Рафферти перебил его:
– Я настаиваю. – Он сунул руку под брезент и вытащил футляр, в котором хранил карманную винтовку. – И не спорьте.
Холмс посмотрел на ирландца, покачал головой и вздохнул:
– Хорошо, мистер Рафферти. Сопротивление бесполезно. Давайте изучим ваш арсенал.
– Так-то лучше, – обрадовался Рафферти, открывая футляр, чтобы продемонстрировать оружие, которое он любовно называл мистером Стивенсом.
– Обычно я не путешествую с пушками, – заметил Холмс, пока Шэд собирал винтовку.
– Это нетипичная ситуация, мистер Холмс. Увидев мистера Стивенса, любой противник с дурными намерениями дважды подумает, прежде чем подойти к вам.
Холмс изучил оружие: под одеждой его было тяжело спрятать.
– Мистер Рафферти, я не думаю…
Но ирландец не собирался продолжать дискуссию:
– Не спорьте, мистер Холмс, поскольку я вас слушать не стану. Вам нужна защита.
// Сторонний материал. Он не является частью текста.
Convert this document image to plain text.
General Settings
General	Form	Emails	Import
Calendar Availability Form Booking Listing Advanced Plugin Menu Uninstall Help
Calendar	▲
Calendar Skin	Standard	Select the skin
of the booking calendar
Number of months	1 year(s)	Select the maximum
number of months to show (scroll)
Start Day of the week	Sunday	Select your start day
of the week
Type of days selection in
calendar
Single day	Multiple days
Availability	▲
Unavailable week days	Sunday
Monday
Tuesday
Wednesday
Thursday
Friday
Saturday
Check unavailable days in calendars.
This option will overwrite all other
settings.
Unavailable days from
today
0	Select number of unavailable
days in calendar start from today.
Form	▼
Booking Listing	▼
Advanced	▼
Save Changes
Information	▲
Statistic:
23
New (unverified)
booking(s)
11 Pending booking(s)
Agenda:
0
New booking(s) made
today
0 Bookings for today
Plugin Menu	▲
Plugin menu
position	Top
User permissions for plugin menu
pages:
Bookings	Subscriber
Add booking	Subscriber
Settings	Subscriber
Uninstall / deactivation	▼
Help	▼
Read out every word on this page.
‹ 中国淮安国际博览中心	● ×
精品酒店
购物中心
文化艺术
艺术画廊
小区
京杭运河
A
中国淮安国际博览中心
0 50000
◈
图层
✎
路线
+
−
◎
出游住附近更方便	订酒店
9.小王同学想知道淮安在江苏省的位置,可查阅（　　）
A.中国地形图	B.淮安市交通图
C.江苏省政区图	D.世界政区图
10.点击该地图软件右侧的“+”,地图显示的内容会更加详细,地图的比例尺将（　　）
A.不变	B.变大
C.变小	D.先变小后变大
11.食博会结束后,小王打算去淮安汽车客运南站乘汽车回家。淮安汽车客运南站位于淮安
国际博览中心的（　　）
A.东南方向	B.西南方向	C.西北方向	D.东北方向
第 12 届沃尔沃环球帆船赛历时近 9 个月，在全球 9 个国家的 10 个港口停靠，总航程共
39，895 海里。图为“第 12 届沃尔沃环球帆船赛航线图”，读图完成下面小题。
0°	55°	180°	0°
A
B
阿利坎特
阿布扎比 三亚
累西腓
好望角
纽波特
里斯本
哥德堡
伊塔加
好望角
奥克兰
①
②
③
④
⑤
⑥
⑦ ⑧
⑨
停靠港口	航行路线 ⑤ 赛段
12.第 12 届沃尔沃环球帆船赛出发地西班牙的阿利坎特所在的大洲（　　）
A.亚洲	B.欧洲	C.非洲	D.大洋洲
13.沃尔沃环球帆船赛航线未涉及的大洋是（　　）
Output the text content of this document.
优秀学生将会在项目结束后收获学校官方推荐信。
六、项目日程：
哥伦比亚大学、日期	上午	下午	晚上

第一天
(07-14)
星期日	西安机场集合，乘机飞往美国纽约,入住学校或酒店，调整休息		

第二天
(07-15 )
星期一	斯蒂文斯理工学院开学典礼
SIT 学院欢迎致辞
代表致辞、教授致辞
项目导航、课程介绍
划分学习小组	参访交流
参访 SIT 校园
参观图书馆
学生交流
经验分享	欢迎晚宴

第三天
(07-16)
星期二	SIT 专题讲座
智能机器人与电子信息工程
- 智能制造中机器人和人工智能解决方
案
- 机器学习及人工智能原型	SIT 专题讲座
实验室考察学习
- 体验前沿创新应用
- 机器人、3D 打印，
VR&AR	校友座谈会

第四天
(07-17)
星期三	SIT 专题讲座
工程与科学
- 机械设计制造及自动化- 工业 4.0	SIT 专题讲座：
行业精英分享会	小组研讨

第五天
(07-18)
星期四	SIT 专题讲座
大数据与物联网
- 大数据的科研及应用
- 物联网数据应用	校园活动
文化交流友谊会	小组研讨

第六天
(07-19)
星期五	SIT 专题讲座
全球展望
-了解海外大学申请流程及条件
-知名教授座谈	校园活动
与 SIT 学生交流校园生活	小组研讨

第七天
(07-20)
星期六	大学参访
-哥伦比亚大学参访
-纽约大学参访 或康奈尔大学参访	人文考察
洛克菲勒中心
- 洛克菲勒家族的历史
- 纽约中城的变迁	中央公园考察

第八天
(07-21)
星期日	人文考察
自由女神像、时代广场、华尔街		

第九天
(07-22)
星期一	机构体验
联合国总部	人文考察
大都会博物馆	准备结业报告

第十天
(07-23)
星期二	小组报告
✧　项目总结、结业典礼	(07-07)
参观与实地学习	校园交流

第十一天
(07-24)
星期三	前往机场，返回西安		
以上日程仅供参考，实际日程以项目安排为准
Мистер Стивенс выбьет глаз кузнечику со ста ярдов, это факт!
– Уверен, это правда, мистер Рафферти, но я обойдусь и без подобного монстра.
– Нет, не обойдетесь. – Шэд снова спрятал оружие под брезент. – Я нутром чувствую беду, надо быть наготове.
– Я так понимаю, спорить бесполезно?
– Да.
– Хорошо, мистер Рафферти, сделаем по-вашему. Обещаю, что в случае необходимости прибегну к помощи мистера Стивенса.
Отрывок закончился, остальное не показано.